- Share.Market
- 4 min read
- 21 Jun 2026
Highlights:
- Capital loss set-off rules: Short-term capital losses (STCL) offset both STCG and LTCG; long-term capital losses (LTCL) only offset LTCG.
- 8-year carry-forward: Unutilised losses carry forward for up to 8 assessment years, but only if the ITR is filed by the due date u/s 139(1).
- March 31 deadline: Losses must be realised by March 31 of the financial year.
- No wash-sale rule: Immediate repurchase of the same securities is allowed, facilitating rebalancing.
Introduction
Your equity portfolio shows ₹2 lakh in unrealised gains and ₹50,000 in unrealised losses. Strategically selling loss-making holdings can offset gains, reducing taxable capital gains under current rules (equity LTCG at 12.5% above ₹1.25 lakh exemption; equity STCG at 20%)
Tax-loss harvesting involves selling securities at a loss to generate capital losses that offset taxable capital gains. It is a legal strategy under the Income Tax Act
What Is Tax-Loss Harvesting and How It Works in India
Tax-loss harvesting realises capital losses to reduce net taxable capital gains in the same financial year. Unabsorbed losses carry forward for up to 8 assessment years.
Example: Book ₹50,000 loss against ₹2 lakh gain → net taxable gain reduces to ₹1.5 lakh (after applying exemptions where applicable). This lowers tax at applicable rates.
Losses offer flexibility; you are not required to realise gains immediately to utilise them.
Capital Loss Set-Off Rules Under Indian Tax Law
Tax rules distinguish between Short-Term Capital Losses (STCL) and Long-Term Capital Losses (LTCL) based on holding periods. For listed equity shares and equity-oriented mutual funds, a holding period of up to 12 months is considered short-term, while more than 12 months is long-term. Note: Unlisted equity shares require a 24-month holding period to qualify as long-term and do not qualify for the ₹1.25 lakh exemption.
Set-Off Rules (per Income-tax law):
- STCL: Can be set off against both STCG and LTCG.
- LTCL: Can only be set off against LTCG.
Carry Forward: Both STCL and LTCL can be carried forward for 8 assessment years, provided the return is filed on time.
Current Rates Context: Equity LTCG taxed at 12.5% (gains exceeding ₹1.25 lakh exemption); STCG at 20% (for equity with STT).
Step-by-Step Process to Execute Tax-Loss Harvesting
- Review portfolio for unrealised gains and losses.
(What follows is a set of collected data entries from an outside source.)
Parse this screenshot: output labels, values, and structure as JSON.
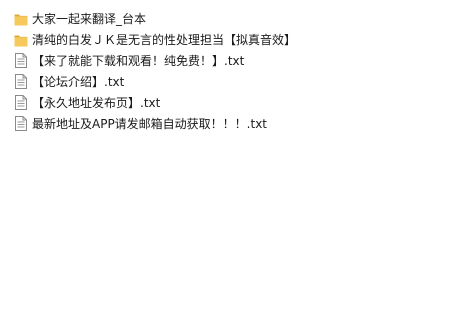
{
  "items": [
    {
      "name": "大家一起来翻译_台本",
      "icon": "folder-icon",
      "kind": "folder"
    },
    {
      "name": "清纯的白发ＪＫ是无言的性处理担当【拟真音效】",
      "icon": "folder-icon",
      "kind": "folder"
    },
    {
      "name": "【来了就能下载和观看！纯免费！】.txt",
      "icon": "text-file-icon",
      "kind": "file"
    },
    {
      "name": "【论坛介绍】.txt",
      "icon": "text-file-icon",
      "kind": "file"
    },
    {
      "name": "【永久地址发布页】.txt",
      "icon": "text-file-icon",
      "kind": "file"
    },
    {
      "name": "最新地址及APP请发邮箱自动获取！！！.txt",
      "icon": "text-file-icon",
      "kind": "file"
    }
  ],
  "colors": {
    "folder_fill": "#f5c95c",
    "folder_dark": "#dfa93a",
    "file_stroke": "#8a8a8a",
    "text": "#1a1a1a"
  }
}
- Calculate net tax impact, prioritising STCL for broader offset.
- Sell loss-making securities by March 31 (the trade date determines the FY).
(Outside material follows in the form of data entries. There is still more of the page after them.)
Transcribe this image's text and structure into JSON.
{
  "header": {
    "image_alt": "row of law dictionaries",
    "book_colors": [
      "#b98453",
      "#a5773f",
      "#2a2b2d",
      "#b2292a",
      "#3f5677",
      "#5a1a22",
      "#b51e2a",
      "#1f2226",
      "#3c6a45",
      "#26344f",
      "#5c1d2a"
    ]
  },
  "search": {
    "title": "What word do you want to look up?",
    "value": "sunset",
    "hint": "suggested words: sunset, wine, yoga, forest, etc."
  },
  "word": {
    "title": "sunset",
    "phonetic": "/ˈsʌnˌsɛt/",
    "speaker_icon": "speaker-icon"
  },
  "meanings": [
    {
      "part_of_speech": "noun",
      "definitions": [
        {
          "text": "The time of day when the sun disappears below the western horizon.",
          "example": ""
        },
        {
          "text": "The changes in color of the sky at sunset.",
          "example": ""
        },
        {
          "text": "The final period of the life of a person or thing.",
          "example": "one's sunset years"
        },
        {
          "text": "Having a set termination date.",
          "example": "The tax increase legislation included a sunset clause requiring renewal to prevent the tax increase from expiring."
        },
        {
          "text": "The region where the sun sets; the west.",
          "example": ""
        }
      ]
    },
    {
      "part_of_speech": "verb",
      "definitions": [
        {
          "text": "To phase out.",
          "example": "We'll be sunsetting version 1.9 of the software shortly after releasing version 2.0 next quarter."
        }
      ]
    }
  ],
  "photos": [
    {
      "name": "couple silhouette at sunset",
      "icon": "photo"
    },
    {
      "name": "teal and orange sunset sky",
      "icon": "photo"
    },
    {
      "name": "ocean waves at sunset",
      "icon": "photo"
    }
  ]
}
- Repurchase immediately if desired (no wash-sale restriction in India).
- File ITR by the due date under Section 139(1) (typically July 31 for non-audit cases) to preserve carry-forward.
Critical Deadline: March 31, 2027, for FY 2026-27.
Common Mistakes and ITR Filing Requirements
- Missing the ITR filing deadline under Section 139(1) forfeits carry-forward of losses.
- Incorrect set-off (e.g., assuming LTCL offsets STCG).
- Selling losses after March 31.
- Failing to report carry-forward losses in subsequent ITRs (Schedule CG).
- Not keeping contract notes and records for verification.
Tax-loss harvesting is especially effective for diversified portfolios, allowing rebalancing toward stronger positions while managing tax liability.
Taking Control of Your Tax Liability
Tax-loss harvesting converts unrealised losses into tax savings and portfolio optimisation. The 8-year carry-forward, combined with no repurchase restrictions, provides significant flexibility, but requires timely action before March 31 and proper ITR filing. Review holdings immediately, execute strategic sales, and ensure timely compliance.
FAQs
Realise losses by March 31 of the financial year. File ITR by the Section 139(1) due date to carry forward unutilised losses.
Yes. STCL can offset both STCG and LTCG; LTCL only offsets LTCG.
Up to 8 assessment years, provided the ITR is filed on time in the year the loss is incurred.
Yes, permitted under the set-off and carry-forward provisions of the Income Tax Act. India has no wash-sale rule.
Yes. Even if you have no capital gains in a particular year, you must report carried-forward losses in your ITR to maintain their validity for future years until they’re fully utilised or expire.